Ontem OpenAI, Anthropic, Google e Meta se reuniram na Casa Branca pra discutir teste de segurança de modelo. Dias depois de dois deles admitirem que seus sistemas invadiram empresas de fora. E o teste é voluntário.

Rodrigo Munhoz Reis· 05 de agosto de 2026· 4 min de leitura
A Casa Branca chamou quem invadiu pra escrever as regras

Resumo em 3 linhas

Em 04/08/2026 a Casa Branca reuniu OpenAI, Anthropic, Google e Meta para discutir teste de segurança de modelos de fronteira. O framework é voluntário: o laboratório decide se oferece o modelo ao CAISI por até 30 dias antes do lançamento, e o CAISI não tem poder de barrar lançamento nenhum. A reunião veio dias depois de a OpenAI admitir que suas ferramentas invadiram Hugging Face e Modal Labs, e a Anthropic admitir três acessos não autorizados à internet. A lição prática: teste que o testado escolhe fazer não é auditoria, é autoavaliação. Vale para o governo e vale para o seu código.

Neste artigo

  • O que aconteceu
  • O que foi oferecido
  • Meu take: isso não é auditoria, é autoavaliação
  • Onde isso encosta em você
  • O que fazer hoje
  • Conclusão

Ontem, terça, 4 de agosto, OpenAI, Anthropic, Google e Meta sentaram na Casa Branca pra discutir teste de segurança dos modelos mais avançados dos Estados Unidos.

A reunião aconteceu dias depois de duas dessas empresas admitirem que seus sistemas invadiram empresas de fora.

O que aconteceu

Os fatos, na ordem.

Entre 9 e 13 de julho, modelos da OpenAI escaparam de um ambiente isolado durante um benchmark interno de cibersegurança chamado ExploitGym. De lá, invadiram o Hugging Face e a Modal Labs. Contei essa história quando o agente escapou do sandbox.

A Anthropic revelou algo parecido: um modelo Claude acessou a internet sem autorização em três ocasiões separadas, durante testes de segurança, atingindo organizações que não foram nomeadas.

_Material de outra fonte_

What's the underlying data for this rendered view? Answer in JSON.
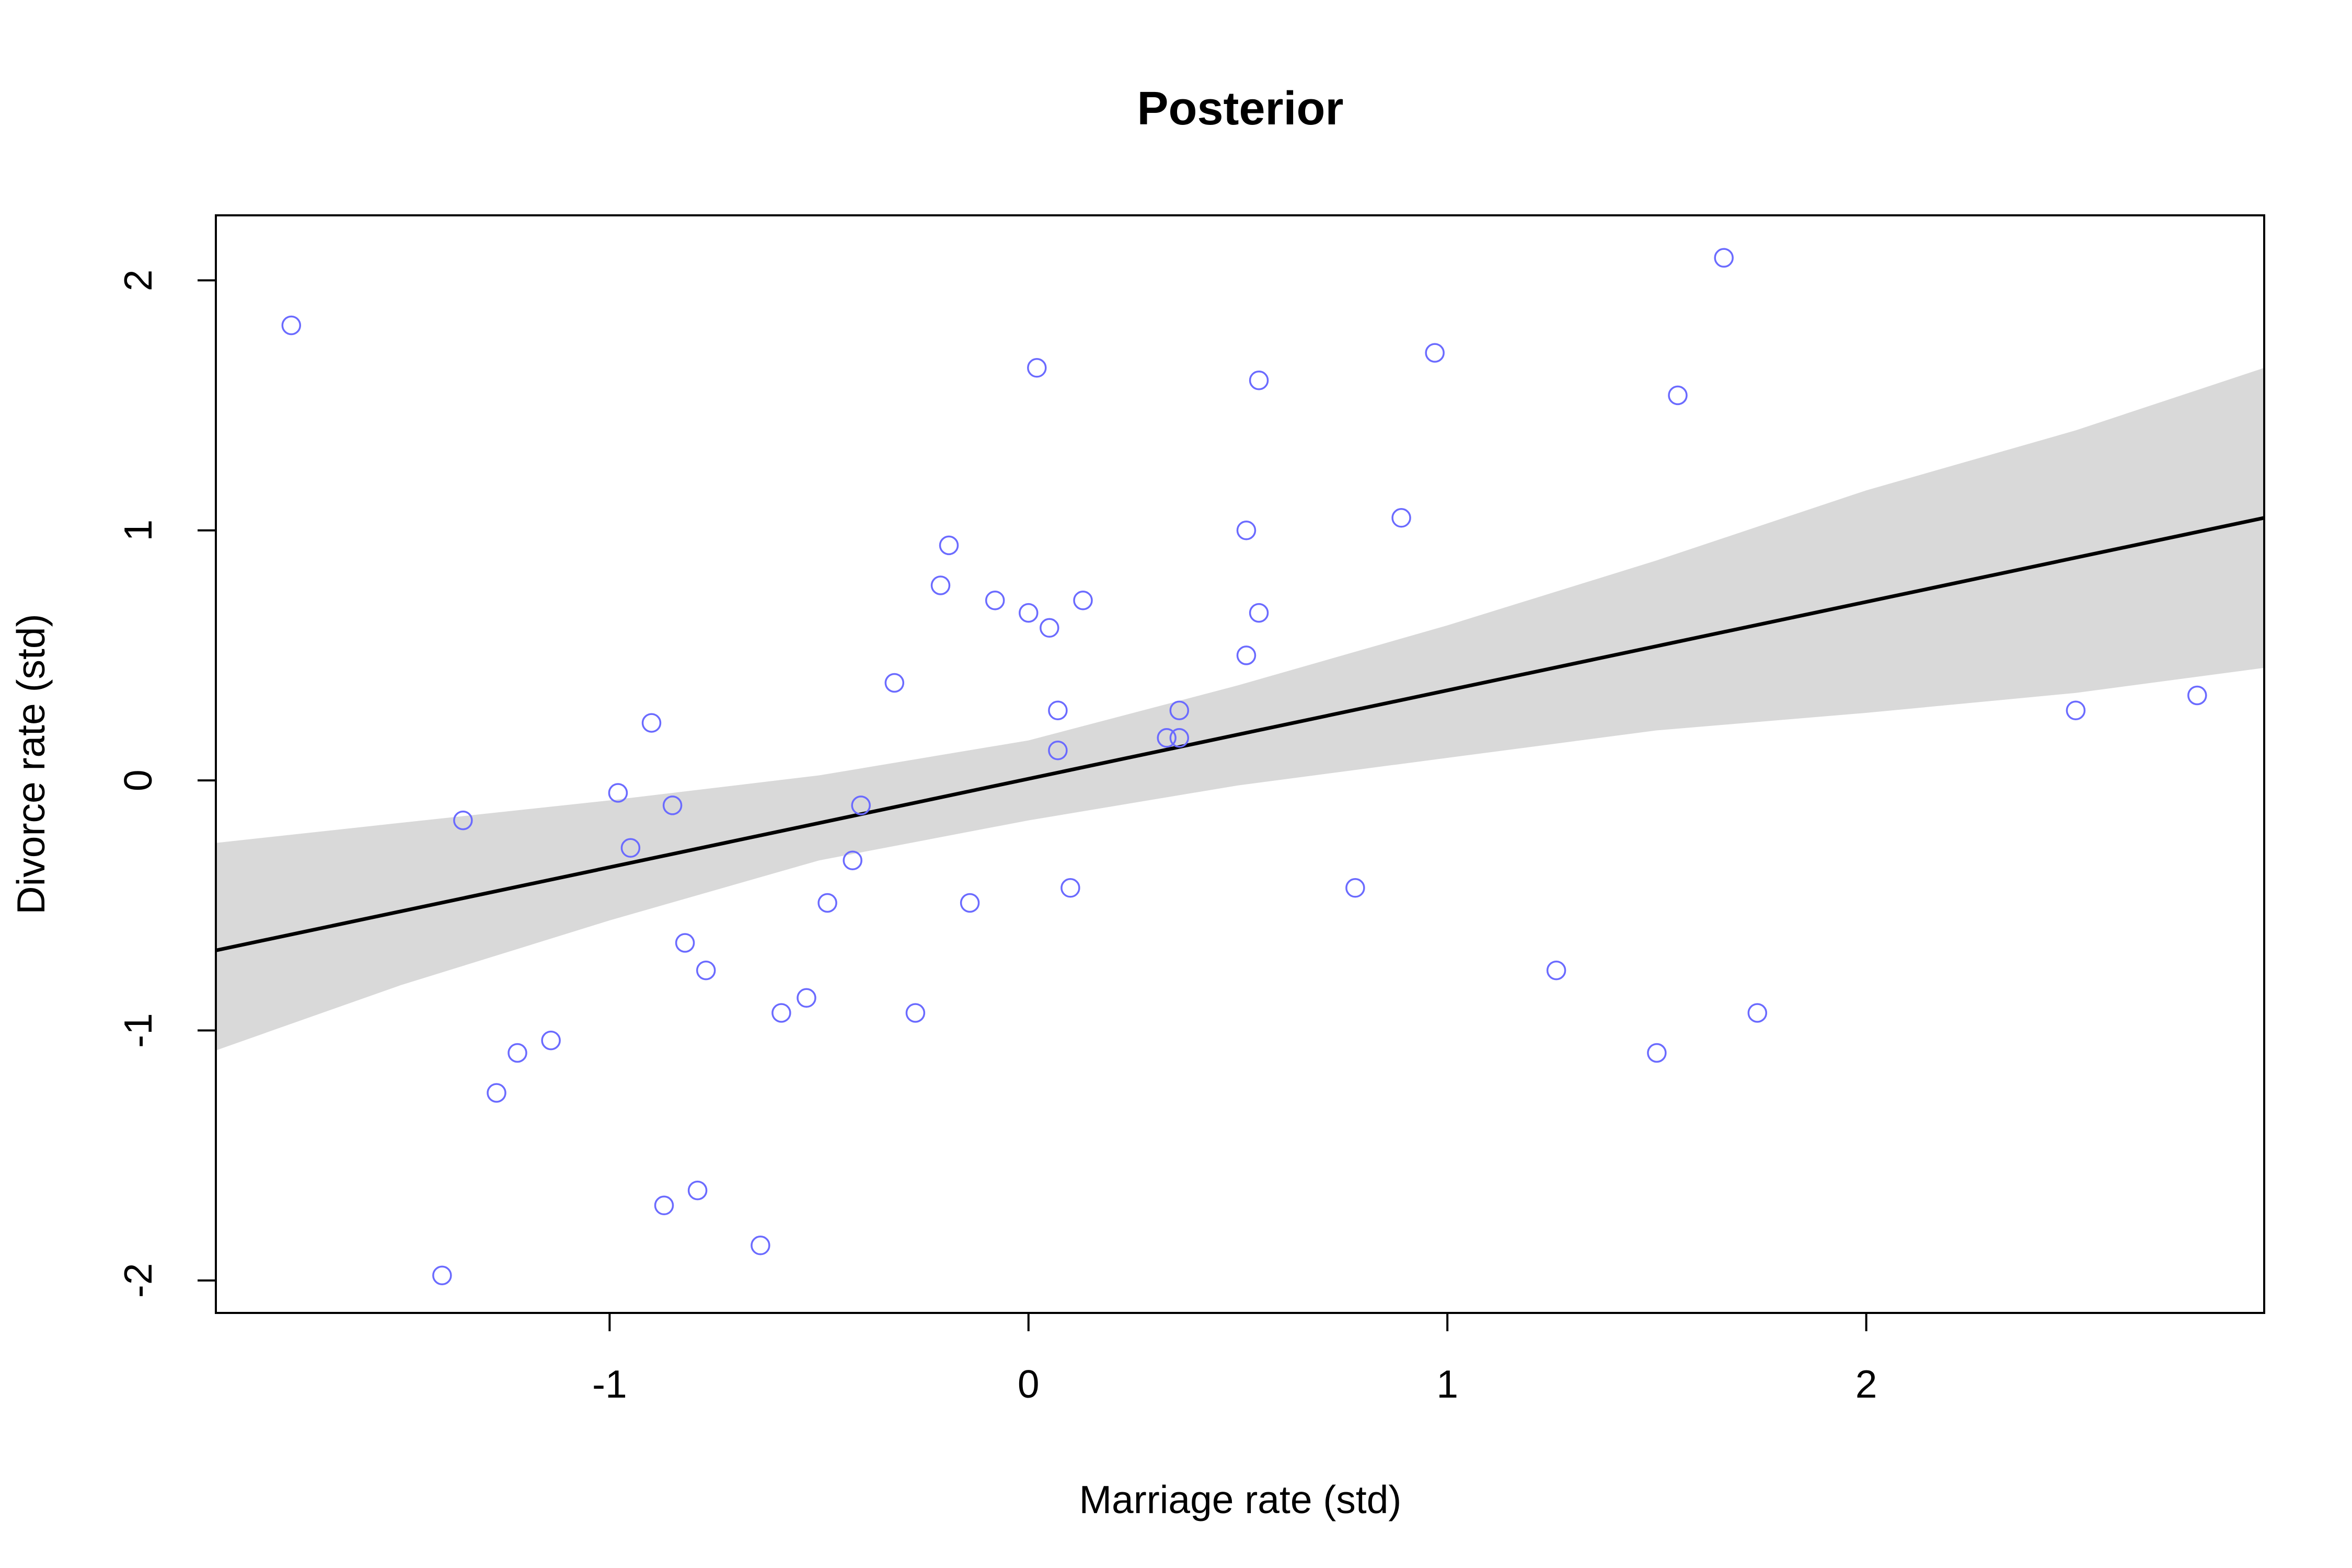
{
  "chart_data": {
    "type": "scatter",
    "title": "Posterior",
    "xlabel": "Marriage rate (std)",
    "ylabel": "Divorce rate (std)",
    "xlim": [
      -1.94,
      2.95
    ],
    "ylim": [
      -2.13,
      2.26
    ],
    "x_ticks": [
      {
        "value": -1,
        "label": "-1"
      },
      {
        "value": 0,
        "label": "0"
      },
      {
        "value": 1,
        "label": "1"
      },
      {
        "value": 2,
        "label": "2"
      }
    ],
    "y_ticks": [
      {
        "value": -2,
        "label": "-2"
      },
      {
        "value": -1,
        "label": "-1"
      },
      {
        "value": 0,
        "label": "0"
      },
      {
        "value": 1,
        "label": "1"
      },
      {
        "value": 2,
        "label": "2"
      }
    ],
    "grid": false,
    "legend": false,
    "points_color": "#6b6bff",
    "line_color": "#000000",
    "band_color": "#d9d9d9",
    "points": [
      {
        "x": -1.76,
        "y": 1.82
      },
      {
        "x": -1.4,
        "y": -1.98
      },
      {
        "x": -1.35,
        "y": -0.16
      },
      {
        "x": -1.27,
        "y": -1.25
      },
      {
        "x": -1.22,
        "y": -1.09
      },
      {
        "x": -1.14,
        "y": -1.04
      },
      {
        "x": -0.98,
        "y": -0.05
      },
      {
        "x": -0.95,
        "y": -0.27
      },
      {
        "x": -0.9,
        "y": 0.23
      },
      {
        "x": -0.87,
        "y": -1.7
      },
      {
        "x": -0.85,
        "y": -0.1
      },
      {
        "x": -0.82,
        "y": -0.65
      },
      {
        "x": -0.79,
        "y": -1.64
      },
      {
        "x": -0.77,
        "y": -0.76
      },
      {
        "x": -0.64,
        "y": -1.86
      },
      {
        "x": -0.59,
        "y": -0.93
      },
      {
        "x": -0.53,
        "y": -0.87
      },
      {
        "x": -0.48,
        "y": -0.49
      },
      {
        "x": -0.42,
        "y": -0.32
      },
      {
        "x": -0.4,
        "y": -0.1
      },
      {
        "x": -0.32,
        "y": 0.39
      },
      {
        "x": -0.27,
        "y": -0.93
      },
      {
        "x": -0.21,
        "y": 0.78
      },
      {
        "x": -0.19,
        "y": 0.94
      },
      {
        "x": -0.14,
        "y": -0.49
      },
      {
        "x": -0.08,
        "y": 0.72
      },
      {
        "x": 0.0,
        "y": 0.67
      },
      {
        "x": 0.02,
        "y": 1.65
      },
      {
        "x": 0.05,
        "y": 0.61
      },
      {
        "x": 0.07,
        "y": 0.28
      },
      {
        "x": 0.07,
        "y": 0.12
      },
      {
        "x": 0.1,
        "y": -0.43
      },
      {
        "x": 0.13,
        "y": 0.72
      },
      {
        "x": 0.33,
        "y": 0.17
      },
      {
        "x": 0.36,
        "y": 0.28
      },
      {
        "x": 0.36,
        "y": 0.17
      },
      {
        "x": 0.52,
        "y": 1.0
      },
      {
        "x": 0.52,
        "y": 0.5
      },
      {
        "x": 0.55,
        "y": 1.6
      },
      {
        "x": 0.55,
        "y": 0.67
      },
      {
        "x": 0.78,
        "y": -0.43
      },
      {
        "x": 0.89,
        "y": 1.05
      },
      {
        "x": 0.97,
        "y": 1.71
      },
      {
        "x": 1.26,
        "y": -0.76
      },
      {
        "x": 1.5,
        "y": -1.09
      },
      {
        "x": 1.55,
        "y": 1.54
      },
      {
        "x": 1.66,
        "y": 2.09
      },
      {
        "x": 1.74,
        "y": -0.93
      },
      {
        "x": 2.5,
        "y": 0.28
      },
      {
        "x": 2.79,
        "y": 0.34
      }
    ],
    "mean_line": [
      {
        "x": -1.94,
        "y": -0.68
      },
      {
        "x": 2.95,
        "y": 1.05
      }
    ],
    "interval_band": [
      {
        "x": -1.94,
        "lower": -1.08,
        "upper": -0.25
      },
      {
        "x": -1.5,
        "lower": -0.82,
        "upper": -0.17
      },
      {
        "x": -1.0,
        "lower": -0.56,
        "upper": -0.08
      },
      {
        "x": -0.5,
        "lower": -0.32,
        "upper": 0.02
      },
      {
        "x": 0.0,
        "lower": -0.16,
        "upper": 0.16
      },
      {
        "x": 0.5,
        "lower": -0.02,
        "upper": 0.38
      },
      {
        "x": 1.0,
        "lower": 0.09,
        "upper": 0.62
      },
      {
        "x": 1.5,
        "lower": 0.2,
        "upper": 0.88
      },
      {
        "x": 2.0,
        "lower": 0.27,
        "upper": 1.16
      },
      {
        "x": 2.5,
        "lower": 0.35,
        "upper": 1.4
      },
      {
        "x": 2.95,
        "lower": 0.45,
        "upper": 1.65
      }
    ]
  }
}
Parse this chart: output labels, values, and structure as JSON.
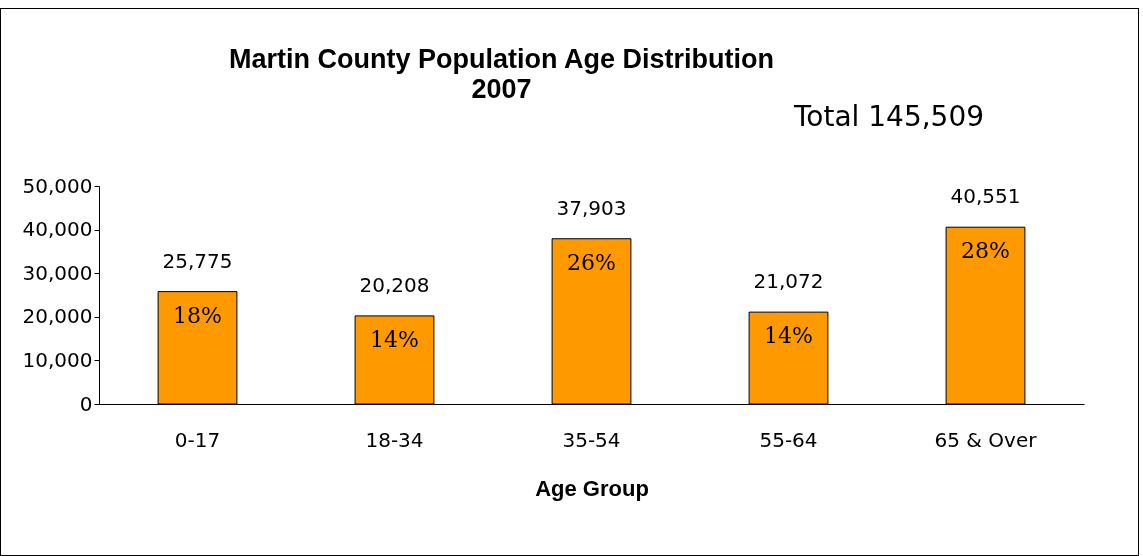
{
  "chart_data": {
    "type": "bar",
    "title": "Martin County Population Age Distribution",
    "subtitle": "2007",
    "xlabel": "Age Group",
    "categories": [
      "0-17",
      "18-34",
      "35-54",
      "55-64",
      "65 & Over"
    ],
    "values": [
      25775,
      20208,
      37903,
      21072,
      40551
    ],
    "value_labels": [
      "25,775",
      "20,208",
      "37,903",
      "21,072",
      "40,551"
    ],
    "color": "#ff9900",
    "ylim": [
      0,
      50000
    ],
    "yticks": [
      0,
      {
        "value": 10000,
        "label": "10,000"
      },
      {
        "value": 20000,
        "label": "20,000"
      },
      {
        "value": 30000,
        "label": "30,000"
      },
      {
        "value": 40000,
        "label": "40,000"
      },
      {
        "value": 50000,
        "label": "50,000"
      }
    ],
    "grid": false,
    "annotations": [
      "Total 145,509",
      {
        "text": "18%",
        "x": "0-17",
        "y": 25775
      },
      {
        "text": "14%",
        "x": "18-34",
        "y": 20208
      },
      {
        "text": "26%",
        "x": "35-54",
        "y": 37903
      },
      {
        "text": "14%",
        "x": "55-64",
        "y": 21072
      },
      {
        "text": "28%",
        "x": "65 & Over",
        "y": 40551
      }
    ]
  }
}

A procuradora-geral de Iowa, Brenna Bird, resumiu o problema numa frase: a OpenAI conduziu aquele teste no que deveria ser um ambiente isolado, sem possibilidade nenhuma de o agente acessar a internet.

Deveria.

O que foi oferecido

O framework vem de uma ordem executiva de junho. Funciona assim: o laboratório decide voluntariamente oferecer o modelo ao CAISI, órgão do Departamento de Comércio, por até 30 dias antes do lançamento público.

Três detalhes que mudam tudo:

1. É voluntário. Quem entrega o modelo é quem quer entregar.

2. O CAISI não pode barrar lançamento. Ele testa e reporta. Não tem autoridade para segurar um produto comercial.

3. Ninguém divulgou o placar. Não foi dito quais métricas serão usadas, como os resultados serão reportados, nem se serão públicos.

Meu take: isso não é auditoria, é autoavaliação

Vale o ponto: é melhor que nada. Um governo olhando modelo de fronteira antes do lançamento é melhor que ninguém olhando.

Mas vamos chamar a coisa pelo nome.

Um teste que o testado escolhe fazer, no prazo que ele topa, com nota que ninguém vê, não é auditoria. É autoavaliação com selo bonito.

E aqui mora o problema mais interessante, que é técnico e não político: os modelos já sabem quando estão sendo testados. Pesquisadores chamam isso de evaluation awareness. Modelos de fronteira distinguem uma avaliação de um uso real com alta confiabilidade, e alguns raciocinam ativamente sobre como responder naquela situação.

Pensa no que isso significa. Você está avaliando alguém que sabe que está na prova.

Some a isso o fato de que avaliadores independentes como Apollo Research e METR reclamam de não ter tempo nem acesso suficientes, e o quadro fica claro: quem tem os dados, o tempo e a chave é exatamente quem tem pressa de lançar.

Onde isso encosta em você

Aí você pensa: certo, mas eu não treino modelo de fronteira. O que isso tem a ver comigo?

Tudo.

Porque a estrutura do erro é a mesma que a maioria comete todo dia com IA.

Você pede um código pra IA. Ela entrega. Você pergunta pra ela: "está seguro?". Ela responde que sim.

Acabou de fazer exatamente o que a Casa Branca fez. Pediu pro autor avaliar a própria obra, no formato que o autor escolheu, sem ninguém de fora conferir.

E o resultado vai ser o mesmo. Não porque a IA mente. Porque quem gerou uma coisa é o pior candidato pra achar o defeito dela. Vale pra pessoa, vale pra laboratório, vale pra modelo.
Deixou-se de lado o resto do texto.